Loans get more expensive for corporate and retail borrowers as ICICI and HDFC Bank increase benchmark prime lending rate (BPLR).
This is the third time the lending rates have been increased since July 2010. July was the month in which the Reserve Bank of India (RBI) had introduced the concept of base rate-a new benchmark that is related to the cost of funds for banks. In fact experts and banks believe that the rates are going to rise further. The increase in rates would affect the new as well as the old borrowers. But it is believed that old car loan borrowers would not be affected as these loans are generally processed at a fixed rate.
HDFC Bank:
- HDFC has revised its base rate by 45 basis points to 8.2%.
- No change in deposit rates.
ICICI Bank:
- ICICI Bank increased its base rate by 50 basis points (0.5%) with effect from February 24.
- The revised rate will be 8.75% as against 8.25% at present.
- The bank also increased return on its deposits by 25 to 50 basis points.
ICICI home loans become more expensive than SBI and HDFC home loans. ICICI Home loans will now cost 9.75% for borrowings up to Rs 30 lakh and 10.25% for larger borrowings. For a borrower with a 20-year loan, a 50-basis point increase in the lending rate would roughly translate into an increase of Rs 33 in EMI for Rs 1 lakh.
ICICI Bank has also announced an increase of 0.50% in its BPLR and in its floating reference rate (FRR) for consumer loans (including home loans). These rates are used for determining interest rates on loans and advances sanctioned up to 30th June 2010.
Why are the rates rising? The cost of funds for banks is set to increase with banks consistently paying high interest rates in the overnight money markets for short-term funds.
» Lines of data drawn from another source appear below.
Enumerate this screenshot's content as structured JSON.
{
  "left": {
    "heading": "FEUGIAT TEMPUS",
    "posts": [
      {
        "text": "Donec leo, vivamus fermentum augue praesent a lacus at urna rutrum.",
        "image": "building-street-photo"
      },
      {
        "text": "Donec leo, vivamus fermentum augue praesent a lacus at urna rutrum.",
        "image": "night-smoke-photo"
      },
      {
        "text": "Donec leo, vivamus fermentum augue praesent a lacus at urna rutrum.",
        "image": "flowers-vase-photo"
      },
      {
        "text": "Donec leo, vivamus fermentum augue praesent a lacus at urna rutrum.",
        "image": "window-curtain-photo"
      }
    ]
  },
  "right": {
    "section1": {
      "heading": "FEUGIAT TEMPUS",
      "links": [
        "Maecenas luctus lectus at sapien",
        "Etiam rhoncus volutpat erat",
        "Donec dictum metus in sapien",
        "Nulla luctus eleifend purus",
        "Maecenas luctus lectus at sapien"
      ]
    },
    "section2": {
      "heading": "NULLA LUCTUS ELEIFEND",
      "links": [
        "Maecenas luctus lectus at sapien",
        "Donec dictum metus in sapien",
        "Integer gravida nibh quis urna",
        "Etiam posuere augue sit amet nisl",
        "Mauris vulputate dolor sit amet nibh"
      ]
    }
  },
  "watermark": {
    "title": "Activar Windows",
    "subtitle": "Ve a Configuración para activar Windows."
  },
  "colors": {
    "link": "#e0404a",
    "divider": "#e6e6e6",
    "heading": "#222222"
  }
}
Interest rates in the overnight market have been over 6.75% for several days as several banks did not have the government bonds as collateral to borrow from RBI.
Unlike the earlier benchmark-the prime lending rate-the base rate is also the floor rate for bank lending. According to RBI rule banks have to review the base rate at least once every 3 months. Since the base rate is the base formula for all lending rate, any change in base rate will be passed on to borrowers.